A treap is an _unbalanced_ binary tree where the tree depth is proportional to
the frequency of use to get fewer indirections per access (assuming an uneven
distribution of lookups). Essentially it has a MFU or LFU queue built into it
and now I'm curious about how it would behave as a cache data structure.

------
drallison
It would be interesting to compare the behavior of real workloads with
different cache protocols. In a "real workload" the sequence of reads and
writes to memory (and the cache) come from a multiplicity of independent
processes functioning co-sequentially with some distribution of lifetimes of
cache ownership. In many cases, the caches will be in a non-equilibrium state
and behaving badly.

------
phyzome
Note that Redis's LRU algorithm is randomized: [https://redis.io/topics/lru-
cache](https://redis.io/topics/lru-cache)
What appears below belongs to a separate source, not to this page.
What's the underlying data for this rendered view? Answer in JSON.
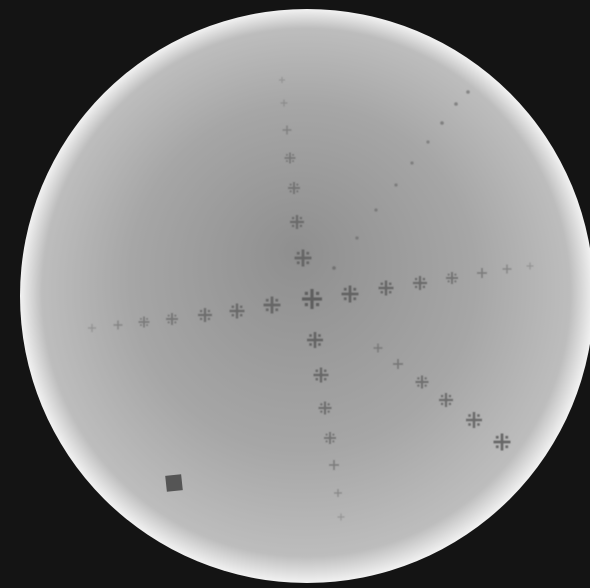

> The reason why Redis does not use a true LRU implementation is because it
> costs more memory.

...but it sounds like it wouldn't necessarily be totally desirable to use true
LRU anyhow. :-)

------
known
Random boosting could have saved Mars pathfinder
[https://en.wikipedia.org/wiki/Priority_inversion](https://en.wikipedia.org/wiki/Priority_inversion)

------
Labo333
The experiments are interesting but they never explained what the strategies
are. It's OK for LRU and FIFO but certainly not for 2-random!